We need to emphasize the importance of a healthy lifestyle in breast cancer survivors since for them it’s even more important to stay fit and avoid being overweight. Moderate-intensity physical activity of at least 150 minutes per week has been shown to improve breast cancer outcome and extremely important in decreasing the risk of recurrence in our breast cancer survivors decrease the risk of diabetes and thereby helping prevent recurrences.

Reader Q&A

Q: I have metastatic stage IV esophageal cancer and am receiving chemotherapy. How long will I be on treatment?

A: I am sorry to hear about your cancer. Stage IV disease is usually incurable. Esophageal cancer has two variants (squamous cell, adenocarcinoma). GERD, reflux can increase the risk of adenocarcinomas that are increasing in incidence. Squamous esophageal cancers are usually caused by alcohol and smoking. Metastatic disease in both cases is treated with chemotherapy.

On progression if your tumor expresses a marker called PD1 you may be eligible for immunotherapy which may be better tolerated however response rates are still low and cures are rare. Therefore, you may continue treatment as long as you are responding or the disease progresses or you have side effects that limit the use to treatments.

Q: I have metastatic colon cancer. I’m on treatment for the past 2 years. How long should i expect to continue treatment. What is my expected life span?

A: I am glad you are doing well. I’m sorry about the diagnosis. Although colon cancer even if metastatic to liver in some settings may still be curable in up to a quarter of patients with stage IV disease. These patients need to have limited liver disease and an excellent response to chemo to qualify for curative surgery of liver and colon lesions.
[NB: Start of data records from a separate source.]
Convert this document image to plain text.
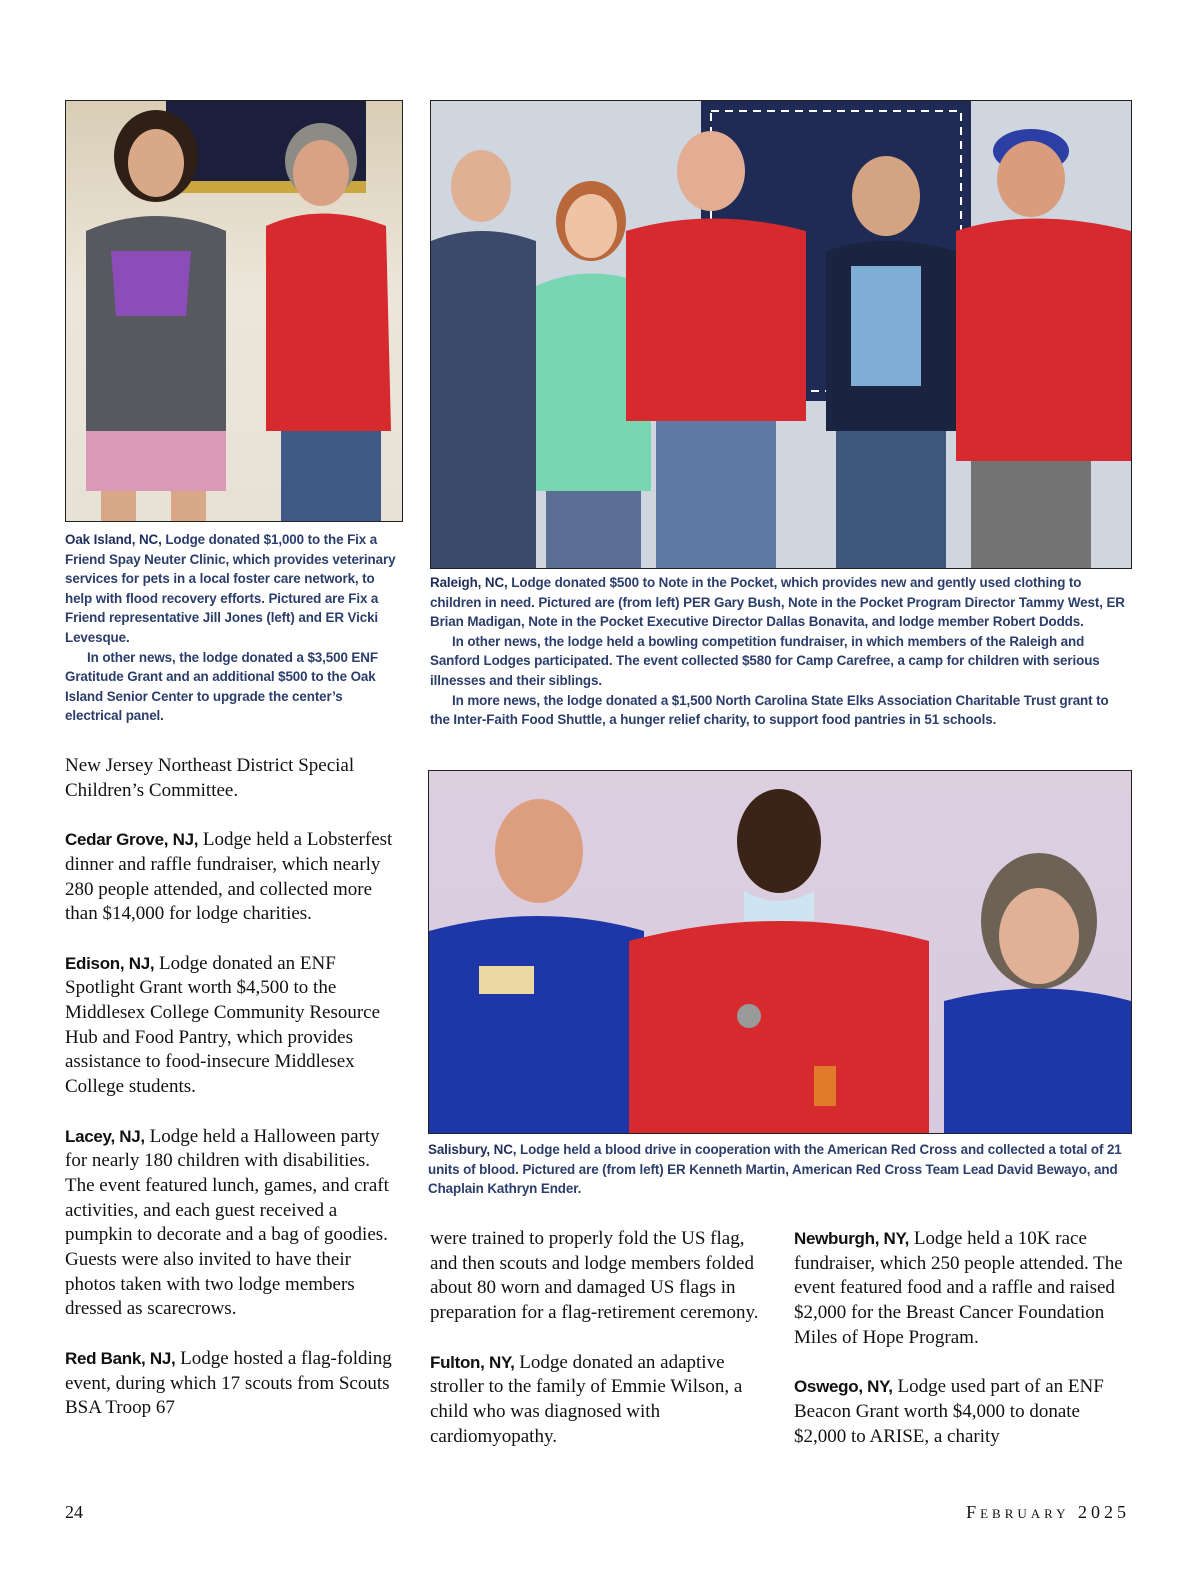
Oak Island, NC, Lodge donated $1,000 to the Fix a Friend Spay Neuter Clinic, which provides veterinary services for pets in a local foster care network, to help with flood recovery efforts. Pictured are Fix a Friend representative Jill Jones (left) and ER Vicki Levesque.

In other news, the lodge donated a $3,500 ENF Gratitude Grant and an additional $500 to the Oak Island Senior Center to upgrade the center’s electrical panel.

Raleigh, NC, Lodge donated $500 to Note in the Pocket, which provides new and gently used clothing to children in need. Pictured are (from left) PER Gary Bush, Note in the Pocket Program Director Tammy West, ER Brian Madigan, Note in the Pocket Executive Director Dallas Bonavita, and lodge member Robert Dodds.

In other news, the lodge held a bowling competition fundraiser, in which members of the Raleigh and Sanford Lodges participated. The event collected $580 for Camp Carefree, a camp for children with serious illnesses and their siblings.

In more news, the lodge donated a $1,500 North Carolina State Elks Association Charitable Trust grant to the Inter-Faith Food Shuttle, a hunger relief charity, to support food pantries in 51 schools.

Salisbury, NC, Lodge held a blood drive in cooperation with the American Red Cross and collected a total of 21 units of blood. Pictured are (from left) ER Kenneth Martin, American Red Cross Team Lead David Bewayo, and Chaplain Kathryn Ender.

New Jersey Northeast District Special Children’s Committee.

Cedar Grove, NJ, Lodge held a Lobsterfest dinner and raffle fundraiser, which nearly 280 people attended, and collected more than $14,000 for lodge charities.

Edison, NJ, Lodge donated an ENF Spotlight Grant worth $4,500 to the Middlesex College Community Resource Hub and Food Pantry, which provides assistance to food-insecure Middlesex College students.

Lacey, NJ, Lodge held a Halloween party for nearly 180 children with disabilities. The event featured lunch, games, and craft activities, and each guest received a pumpkin to decorate and a bag of goodies. Guests were also invited to have their photos taken with two lodge members dressed as scarecrows.

Red Bank, NJ, Lodge hosted a flag-folding event, during which 17 scouts from Scouts BSA Troop 67

were trained to properly fold the US flag, and then scouts and lodge members folded about 80 worn and damaged US flags in preparation for a flag-retirement ceremony.

Fulton, NY, Lodge donated an adaptive stroller to the family of Emmie Wilson, a child who was diagnosed with cardiomyopathy.

Newburgh, NY, Lodge held a 10K race fundraiser, which 250 people attended. The event featured food and a raffle and raised $2,000 for the Breast Cancer Foundation Miles of Hope Program.

Oswego, NY, Lodge used part of an ENF Beacon Grant worth $4,000 to donate $2,000 to ARISE, a charity

24	February 2025
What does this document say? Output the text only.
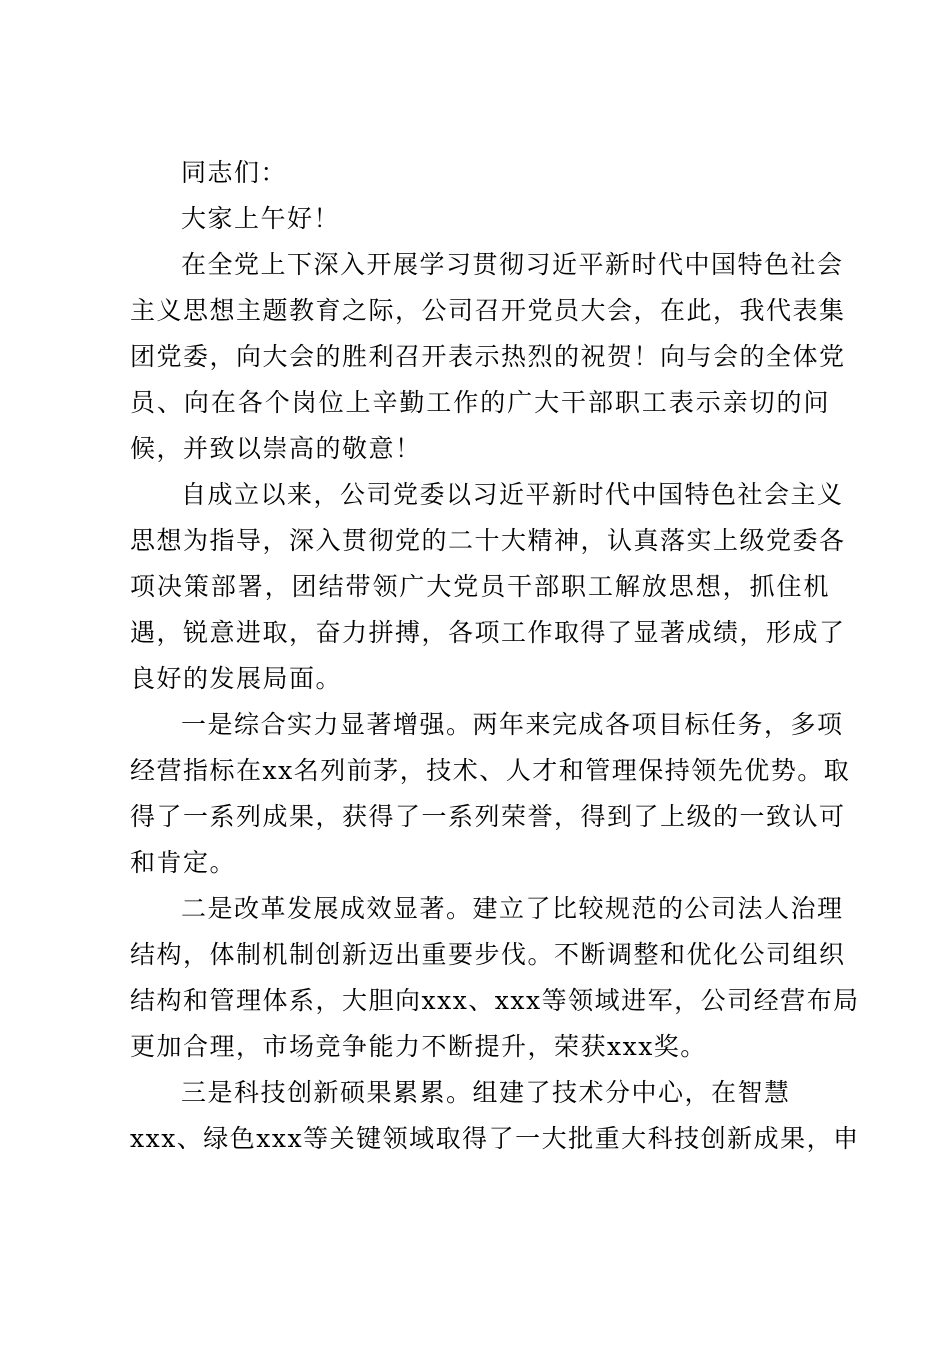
同志们：
大家上午好！
在全党上下深入开展学习贯彻习近平新时代中国特色社会
主义思想主题教育之际，公司召开党员大会，在此，我代表集
团党委，向大会的胜利召开表示热烈的祝贺！向与会的全体党
员、向在各个岗位上辛勤工作的广大干部职工表示亲切的问
候，并致以崇高的敬意！
自成立以来，公司党委以习近平新时代中国特色社会主义
思想为指导，深入贯彻党的二十大精神，认真落实上级党委各
项决策部署，团结带领广大党员干部职工解放思想，抓住机
遇，锐意进取，奋力拼搏，各项工作取得了显著成绩，形成了
良好的发展局面。
一是综合实力显著增强。两年来完成各项目标任务，多项
经营指标在xx名列前茅，技术、人才和管理保持领先优势。取
得了一系列成果，获得了一系列荣誉，得到了上级的一致认可
和肯定。
二是改革发展成效显著。建立了比较规范的公司法人治理
结构，体制机制创新迈出重要步伐。不断调整和优化公司组织
结构和管理体系，大胆向xxx、xxx等领域进军，公司经营布局
更加合理，市场竞争能力不断提升，荣获xxx奖。
三是科技创新硕果累累。组建了技术分中心，在智慧
xxx、绿色xxx等关键领域取得了一大批重大科技创新成果，申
In your case it seems since you’ve been on chemo alone for two years this may not a surgical case. The median survival of colon cancer now may reach over 34-38 months with chemotherapy alone. In colon tumors that are MSI deficient (a test that may be done on the tumor itself) you may qualify for targeted immunotherapy that have been shown to have long term excellent responses with limited side effects. You may want to talk to your oncologist about that testing.